The setting for the injection, whether it is the office or the operating room, depends on the comfort and experience of the surgeon, patient anatomy, and tolerance of laryngoscopy, Dr. Francis said. When choosing an injection technique—transoral, transthyrohyoid, transcricothyroid, or transthyroid cartilage—patient anatomy and surgeon preference are major considerations. “The true vocal fold is not in the same position in every single patient by any means at all,” Dr. McWhorter said.
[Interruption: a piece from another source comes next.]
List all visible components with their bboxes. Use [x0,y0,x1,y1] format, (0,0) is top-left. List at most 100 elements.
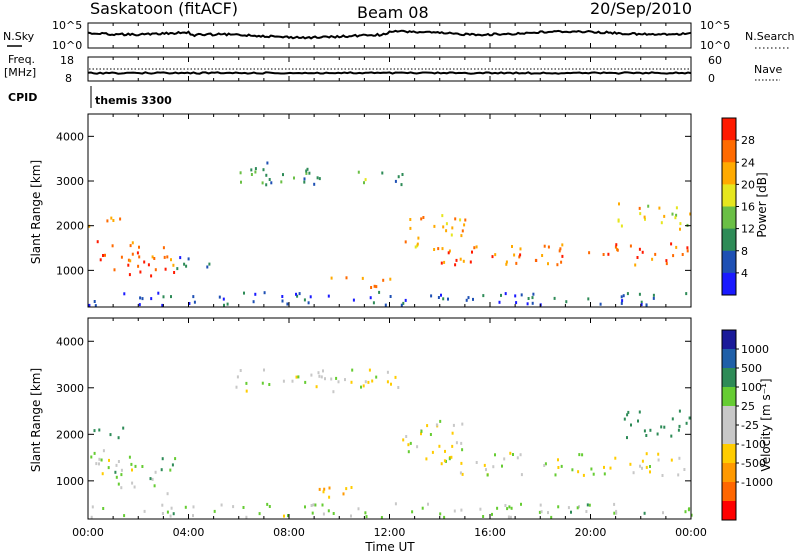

There is variability in the level of the vocal fold relative to the top and bottom of the thyroid cartilage, which affects access, he added.
The advantages to performing the procedure in the operating room rather than in the office are that it is simpler to add more material if needed and that the surgeon has more control, which generally leads to more precision, Dr. McWhorter said. He also noted that the published literature suggests that outcomes and risks in intra-office when compared with intra-operative injections do not differ significantly.
Type 1 Thyroplasty
Adam Rubin, MD, director of the Lakeshore Professional Voice Center in St. Clair Shores, Mich., waits nearly a year after the onset of vocal fold paralysis to see how a patient progresses before performing type 1 thyroplasty. “It’s so easy to perform injection laryngoplasty and temporize people and help patients’ symptoms, so why not give a paralyzed vocal fold the best chance to regain mobility or for synkinesis?” he said.